Ele caiu pelo barranco e
acertou o rosto em uma pedra pontuda na margem do riacho. Não ligou para a dor,
nem para o sangue. Reconheceu o lugar e sem demora encontrou a trilha que ali
havia e correu um pouco mais. Não olhou para trás novamente.
Quando ele chegou a casa,
guiado os últimos metros pelas luzes provenientes do lampião que adornava a varanda
de tábuas, sua mulher o esperava na porta. Ela perdeu a raiva que sentia por
não saber onde ele havia se metido no momento em que viu sua aparência sofrida
e o medo estampado em seu rosto. Ele entrou correndo, arrastando-a para dentro
consigo e fechando a porta em seguida. Naquela noite não saiu nem para se
banhar e limpar suor, lama ou sangue, e também não deixou que ninguém da casa o
fizesse. Procurou se acalmar, e até manteve a compostura diante dos filhos, que
aguardaram obedientes, enquanto ele tomava uma caneca de chá de camomila que
sua esposa preparou, para ouvir a história.
Ele contou o que tinha feito e o que havia acontecido. Fingiu ter cumprido sua tarefa, trocando a verdade por uma mentira que faria seus filhos dormirem em paz. Disse que havia seguido um animal, e quando seus filhos perguntaram sobre o barulho do disparo, disse que havia atirado na onça que roubava suas galinhas. As crianças dormiram com a certeza de que seu pai era um grande homem e nada temia, mas para sua esposa contou a verdade quando estavam os dois a sós. Ela não custou a acreditar. Tinha também as próprias histórias, contadas por seu próprio pai, sobre a criatura de pés virados com olhos vermelhos como brasas que se alimentava das pessoas que se perdiam na floresta.

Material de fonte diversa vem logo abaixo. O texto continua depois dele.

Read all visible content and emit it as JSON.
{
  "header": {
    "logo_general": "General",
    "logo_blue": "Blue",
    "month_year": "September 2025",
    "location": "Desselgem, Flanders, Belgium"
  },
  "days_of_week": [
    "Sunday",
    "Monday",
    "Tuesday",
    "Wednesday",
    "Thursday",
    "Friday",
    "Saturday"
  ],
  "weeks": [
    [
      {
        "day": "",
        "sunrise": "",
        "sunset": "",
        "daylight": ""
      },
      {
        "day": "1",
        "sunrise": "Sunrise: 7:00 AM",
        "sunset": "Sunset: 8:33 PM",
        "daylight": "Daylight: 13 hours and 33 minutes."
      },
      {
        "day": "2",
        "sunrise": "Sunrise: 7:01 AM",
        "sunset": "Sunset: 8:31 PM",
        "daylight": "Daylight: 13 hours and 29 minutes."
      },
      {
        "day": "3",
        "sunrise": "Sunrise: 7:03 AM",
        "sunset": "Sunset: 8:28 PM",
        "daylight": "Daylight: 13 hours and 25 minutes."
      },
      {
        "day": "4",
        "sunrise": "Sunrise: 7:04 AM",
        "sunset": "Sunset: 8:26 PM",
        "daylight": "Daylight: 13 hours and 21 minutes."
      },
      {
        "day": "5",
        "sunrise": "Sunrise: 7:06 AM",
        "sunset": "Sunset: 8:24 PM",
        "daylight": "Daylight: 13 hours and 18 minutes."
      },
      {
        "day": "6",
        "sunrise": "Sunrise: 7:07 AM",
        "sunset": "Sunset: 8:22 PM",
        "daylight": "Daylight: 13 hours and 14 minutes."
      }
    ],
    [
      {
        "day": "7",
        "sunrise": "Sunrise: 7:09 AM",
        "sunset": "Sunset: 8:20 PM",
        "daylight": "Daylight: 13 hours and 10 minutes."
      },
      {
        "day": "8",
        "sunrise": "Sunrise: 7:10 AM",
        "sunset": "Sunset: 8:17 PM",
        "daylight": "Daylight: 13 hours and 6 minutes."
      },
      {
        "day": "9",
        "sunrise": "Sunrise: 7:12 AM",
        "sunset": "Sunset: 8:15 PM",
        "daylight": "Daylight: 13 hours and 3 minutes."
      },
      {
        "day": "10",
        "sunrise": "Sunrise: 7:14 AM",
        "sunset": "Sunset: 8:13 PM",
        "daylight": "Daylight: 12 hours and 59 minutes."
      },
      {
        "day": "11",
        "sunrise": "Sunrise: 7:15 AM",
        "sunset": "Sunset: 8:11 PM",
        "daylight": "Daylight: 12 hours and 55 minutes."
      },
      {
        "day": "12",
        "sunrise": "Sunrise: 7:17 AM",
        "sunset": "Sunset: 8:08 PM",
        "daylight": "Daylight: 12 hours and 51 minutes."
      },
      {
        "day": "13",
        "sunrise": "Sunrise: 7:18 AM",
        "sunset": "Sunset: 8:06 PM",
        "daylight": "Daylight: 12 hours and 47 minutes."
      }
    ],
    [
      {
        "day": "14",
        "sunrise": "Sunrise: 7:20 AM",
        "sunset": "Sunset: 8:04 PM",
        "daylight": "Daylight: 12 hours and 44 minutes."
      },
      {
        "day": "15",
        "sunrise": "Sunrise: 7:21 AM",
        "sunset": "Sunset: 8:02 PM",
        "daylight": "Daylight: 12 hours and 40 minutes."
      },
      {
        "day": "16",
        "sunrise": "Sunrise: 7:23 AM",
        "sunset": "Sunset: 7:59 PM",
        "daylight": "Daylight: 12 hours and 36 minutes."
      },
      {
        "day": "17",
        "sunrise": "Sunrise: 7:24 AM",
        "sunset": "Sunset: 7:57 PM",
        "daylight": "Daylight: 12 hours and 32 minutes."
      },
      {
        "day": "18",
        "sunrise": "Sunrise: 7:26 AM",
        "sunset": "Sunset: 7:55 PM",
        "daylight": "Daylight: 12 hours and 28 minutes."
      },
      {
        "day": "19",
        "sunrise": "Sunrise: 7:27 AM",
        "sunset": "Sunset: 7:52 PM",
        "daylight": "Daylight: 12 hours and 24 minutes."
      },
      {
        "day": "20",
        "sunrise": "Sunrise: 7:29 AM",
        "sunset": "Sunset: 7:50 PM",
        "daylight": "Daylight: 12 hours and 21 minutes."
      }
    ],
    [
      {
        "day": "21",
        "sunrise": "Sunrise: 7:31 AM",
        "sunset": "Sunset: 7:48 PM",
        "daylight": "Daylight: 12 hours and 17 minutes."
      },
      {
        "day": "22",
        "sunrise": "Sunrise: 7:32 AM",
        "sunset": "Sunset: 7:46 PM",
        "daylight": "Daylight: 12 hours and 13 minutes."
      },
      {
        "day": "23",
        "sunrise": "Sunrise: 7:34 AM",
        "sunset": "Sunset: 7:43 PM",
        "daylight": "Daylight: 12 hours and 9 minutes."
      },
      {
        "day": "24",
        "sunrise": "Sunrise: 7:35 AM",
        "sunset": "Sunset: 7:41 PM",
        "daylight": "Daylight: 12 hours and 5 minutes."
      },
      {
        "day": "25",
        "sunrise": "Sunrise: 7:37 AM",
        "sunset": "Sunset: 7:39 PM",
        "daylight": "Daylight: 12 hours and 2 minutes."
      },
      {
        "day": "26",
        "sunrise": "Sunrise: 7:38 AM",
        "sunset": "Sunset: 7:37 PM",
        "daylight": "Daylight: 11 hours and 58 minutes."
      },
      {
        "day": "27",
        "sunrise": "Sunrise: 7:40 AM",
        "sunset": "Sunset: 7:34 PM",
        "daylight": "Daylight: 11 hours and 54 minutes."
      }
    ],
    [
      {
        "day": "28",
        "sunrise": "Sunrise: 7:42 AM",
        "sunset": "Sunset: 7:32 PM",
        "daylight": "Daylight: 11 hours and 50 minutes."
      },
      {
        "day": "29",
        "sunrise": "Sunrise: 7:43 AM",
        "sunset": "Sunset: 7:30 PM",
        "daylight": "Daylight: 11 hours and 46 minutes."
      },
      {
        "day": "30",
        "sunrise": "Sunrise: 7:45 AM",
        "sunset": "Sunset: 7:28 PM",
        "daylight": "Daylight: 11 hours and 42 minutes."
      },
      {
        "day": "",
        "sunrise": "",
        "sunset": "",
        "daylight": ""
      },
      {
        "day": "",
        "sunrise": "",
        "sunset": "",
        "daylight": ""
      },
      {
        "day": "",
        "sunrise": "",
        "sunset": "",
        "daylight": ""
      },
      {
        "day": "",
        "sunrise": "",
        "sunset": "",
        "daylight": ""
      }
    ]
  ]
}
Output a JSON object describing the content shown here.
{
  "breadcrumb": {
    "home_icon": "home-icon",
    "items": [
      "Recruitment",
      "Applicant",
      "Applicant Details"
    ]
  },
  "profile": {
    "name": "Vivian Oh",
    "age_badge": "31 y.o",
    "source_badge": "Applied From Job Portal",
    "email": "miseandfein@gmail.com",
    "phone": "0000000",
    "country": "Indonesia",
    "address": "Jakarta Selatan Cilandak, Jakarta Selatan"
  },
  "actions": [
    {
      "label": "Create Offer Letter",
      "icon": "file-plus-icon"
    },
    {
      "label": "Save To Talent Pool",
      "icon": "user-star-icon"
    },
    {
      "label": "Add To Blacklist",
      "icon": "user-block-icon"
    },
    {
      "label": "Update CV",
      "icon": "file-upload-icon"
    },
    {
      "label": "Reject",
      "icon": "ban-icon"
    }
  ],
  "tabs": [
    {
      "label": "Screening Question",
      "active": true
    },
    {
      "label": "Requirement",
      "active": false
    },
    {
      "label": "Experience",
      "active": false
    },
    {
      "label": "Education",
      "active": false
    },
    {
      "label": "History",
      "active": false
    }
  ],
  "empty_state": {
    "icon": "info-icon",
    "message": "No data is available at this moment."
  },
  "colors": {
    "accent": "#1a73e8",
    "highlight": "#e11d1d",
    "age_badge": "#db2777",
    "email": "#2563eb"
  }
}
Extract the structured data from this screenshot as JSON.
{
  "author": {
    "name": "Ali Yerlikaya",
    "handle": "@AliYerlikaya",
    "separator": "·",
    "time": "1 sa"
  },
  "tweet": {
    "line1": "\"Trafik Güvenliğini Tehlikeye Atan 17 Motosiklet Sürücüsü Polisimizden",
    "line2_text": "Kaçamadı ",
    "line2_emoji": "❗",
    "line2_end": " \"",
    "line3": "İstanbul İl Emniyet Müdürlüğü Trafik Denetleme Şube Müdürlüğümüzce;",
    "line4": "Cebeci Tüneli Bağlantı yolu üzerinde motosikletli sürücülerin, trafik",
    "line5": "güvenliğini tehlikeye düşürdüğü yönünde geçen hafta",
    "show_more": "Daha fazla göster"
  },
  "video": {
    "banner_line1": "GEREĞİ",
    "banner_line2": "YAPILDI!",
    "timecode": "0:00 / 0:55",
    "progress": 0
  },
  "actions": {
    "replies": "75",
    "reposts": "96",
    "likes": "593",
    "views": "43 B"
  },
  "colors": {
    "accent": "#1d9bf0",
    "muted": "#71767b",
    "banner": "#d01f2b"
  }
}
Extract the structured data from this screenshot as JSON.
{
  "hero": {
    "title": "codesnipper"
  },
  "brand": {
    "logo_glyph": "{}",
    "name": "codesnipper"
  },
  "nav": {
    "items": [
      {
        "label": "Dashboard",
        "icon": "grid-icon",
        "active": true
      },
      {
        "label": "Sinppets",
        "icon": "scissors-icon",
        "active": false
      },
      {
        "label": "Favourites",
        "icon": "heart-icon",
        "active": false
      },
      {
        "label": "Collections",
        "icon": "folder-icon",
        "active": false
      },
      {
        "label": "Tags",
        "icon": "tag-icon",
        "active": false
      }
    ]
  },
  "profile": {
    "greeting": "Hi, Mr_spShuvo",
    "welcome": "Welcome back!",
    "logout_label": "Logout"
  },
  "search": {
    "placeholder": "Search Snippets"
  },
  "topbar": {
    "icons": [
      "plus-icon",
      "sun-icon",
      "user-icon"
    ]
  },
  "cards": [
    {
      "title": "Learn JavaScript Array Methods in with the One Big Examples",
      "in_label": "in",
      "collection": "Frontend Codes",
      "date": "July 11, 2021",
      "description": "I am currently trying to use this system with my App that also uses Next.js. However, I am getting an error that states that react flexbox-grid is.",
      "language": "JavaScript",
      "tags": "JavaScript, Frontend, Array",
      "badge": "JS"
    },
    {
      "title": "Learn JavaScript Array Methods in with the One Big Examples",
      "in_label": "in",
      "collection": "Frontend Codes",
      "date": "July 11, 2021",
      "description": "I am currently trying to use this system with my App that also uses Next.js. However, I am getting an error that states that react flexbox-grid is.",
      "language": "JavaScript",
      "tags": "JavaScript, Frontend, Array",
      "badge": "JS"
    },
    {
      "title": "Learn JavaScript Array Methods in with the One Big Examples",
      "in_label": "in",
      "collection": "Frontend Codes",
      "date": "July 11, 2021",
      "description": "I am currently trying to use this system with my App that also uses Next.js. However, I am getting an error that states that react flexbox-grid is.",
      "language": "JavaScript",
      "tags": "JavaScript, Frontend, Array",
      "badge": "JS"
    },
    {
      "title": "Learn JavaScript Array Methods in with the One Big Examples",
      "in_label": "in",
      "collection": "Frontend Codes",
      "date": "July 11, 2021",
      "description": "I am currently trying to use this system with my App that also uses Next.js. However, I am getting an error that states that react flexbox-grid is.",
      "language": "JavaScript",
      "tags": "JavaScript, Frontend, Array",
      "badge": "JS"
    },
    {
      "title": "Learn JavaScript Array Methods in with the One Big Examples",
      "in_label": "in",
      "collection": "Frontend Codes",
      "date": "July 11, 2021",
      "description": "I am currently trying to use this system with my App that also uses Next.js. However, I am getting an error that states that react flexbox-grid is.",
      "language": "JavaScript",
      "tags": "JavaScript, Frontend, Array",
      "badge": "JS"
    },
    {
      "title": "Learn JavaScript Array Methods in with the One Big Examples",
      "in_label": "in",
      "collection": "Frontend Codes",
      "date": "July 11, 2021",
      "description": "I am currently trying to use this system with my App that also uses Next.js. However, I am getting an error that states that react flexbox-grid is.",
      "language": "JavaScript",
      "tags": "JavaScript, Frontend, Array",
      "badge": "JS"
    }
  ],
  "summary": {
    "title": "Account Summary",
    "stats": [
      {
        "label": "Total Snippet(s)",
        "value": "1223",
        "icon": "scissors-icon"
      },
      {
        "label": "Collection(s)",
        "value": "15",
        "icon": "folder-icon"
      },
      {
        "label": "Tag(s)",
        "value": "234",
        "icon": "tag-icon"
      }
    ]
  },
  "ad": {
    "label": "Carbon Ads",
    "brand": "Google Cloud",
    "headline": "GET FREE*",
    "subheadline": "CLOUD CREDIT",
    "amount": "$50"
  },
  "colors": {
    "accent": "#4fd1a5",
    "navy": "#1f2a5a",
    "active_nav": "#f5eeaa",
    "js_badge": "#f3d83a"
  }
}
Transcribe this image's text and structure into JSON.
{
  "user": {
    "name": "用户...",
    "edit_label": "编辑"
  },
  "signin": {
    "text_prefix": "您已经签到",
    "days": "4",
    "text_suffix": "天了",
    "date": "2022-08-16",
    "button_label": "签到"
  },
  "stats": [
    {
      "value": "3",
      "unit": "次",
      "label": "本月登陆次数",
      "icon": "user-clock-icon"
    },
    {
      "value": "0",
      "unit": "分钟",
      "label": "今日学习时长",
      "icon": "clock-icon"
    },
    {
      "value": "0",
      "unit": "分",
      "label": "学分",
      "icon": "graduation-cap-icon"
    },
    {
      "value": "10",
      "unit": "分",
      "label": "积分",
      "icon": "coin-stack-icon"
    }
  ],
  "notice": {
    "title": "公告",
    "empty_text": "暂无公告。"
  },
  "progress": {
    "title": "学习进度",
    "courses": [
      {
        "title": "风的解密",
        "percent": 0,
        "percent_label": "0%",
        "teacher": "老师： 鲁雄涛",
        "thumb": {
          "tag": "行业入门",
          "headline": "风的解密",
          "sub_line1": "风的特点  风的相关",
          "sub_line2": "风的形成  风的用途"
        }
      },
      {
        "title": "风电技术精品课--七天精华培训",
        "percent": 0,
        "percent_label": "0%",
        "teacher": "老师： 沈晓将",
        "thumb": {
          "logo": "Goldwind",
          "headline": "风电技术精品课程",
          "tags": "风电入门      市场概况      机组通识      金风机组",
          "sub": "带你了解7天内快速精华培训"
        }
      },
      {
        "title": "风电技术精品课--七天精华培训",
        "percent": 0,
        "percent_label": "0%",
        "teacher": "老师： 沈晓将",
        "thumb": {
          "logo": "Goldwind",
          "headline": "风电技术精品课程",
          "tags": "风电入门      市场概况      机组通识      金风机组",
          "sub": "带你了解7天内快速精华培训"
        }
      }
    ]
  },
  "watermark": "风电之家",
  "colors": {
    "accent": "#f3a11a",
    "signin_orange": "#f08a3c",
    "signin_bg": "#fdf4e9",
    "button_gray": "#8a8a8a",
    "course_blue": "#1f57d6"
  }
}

Ele não dormiu aquela noite.
Ficou à janela, sentado em um banco simples e desconfortável porque não teve coragem de sair novamente de casa, nem para ir à varanda andando alguns passos para pegar sua cadeira preferida, com uma manta sobre os ombros ainda sujos, dando pequenas goladas na água com açúcar que descansava na mesinha ao lado do velho rádio a pilha quando sua mulher lhe pedia calma, olhando intensamente para as árvores nos limites de sua propriedade, acalentadas pela escuridão profunda e bucólica, naquelas bandas bem no interior da mais humilde zona rural de Colatina.
Depois disso, foi se aquietando aos poucos. O tempo foi passando, e se ele não tomasse providências, o acontecimento cairia no esquecimento, e, como ocorre com as lembranças antigas, se fragmentaria, embaçaria, e o que sobrasse da lembrança ficaria guardado em um canto escuro e nublado da memória.
Quando ele, mais ou menos uma semana depois, se recompôs por completo, decidiu não esquecer.
Faria disso uma lição. E não era assim que tinha de ser?
Ele não voltou a pegar sua velha espingarda por um longo tempo. Não comprou outro cachorro, e nem sequer cercou seu quintal. Passou, ao invés disso, a sair sozinho na calada da noite, uma vez por semana. Contava aos filhos – aproveitando boa parte da versão que sua própria mulher lhe contara por ouvir de sua avó – a história de um ser folclórico que vivia no interior da mata, que tinha os pés virados e os olhos vermelhos como brasas. Dizia às crianças que aquela criatura apareceria caso fizessem estripulias ou fossem por demais desobedientes, e sua esposa confirmava tudo balançando a cabeça levemente para cima e para baixo.
Ele investiu mais tempo e o pouco dinheiro que tinha, aumentando a quantidade de aves no galinheiro, mas não expandiu as construções em direção à floresta, não senhor. No rumo da mata, levava apenas uma ave gorda, sempre que dava essas saidinhas, pronta para o abate. Não havia mais latidos de cachorro na escuridão. E, quem sabe, nada mais de saques no galinheiro.
Ele, agora, daria ainda muito mais valor ao que tinha, e dividiria com os outros – com aquilo – o pouco que pudesse, pois, se tivesse se perdido, não teria, realmente, mais nada.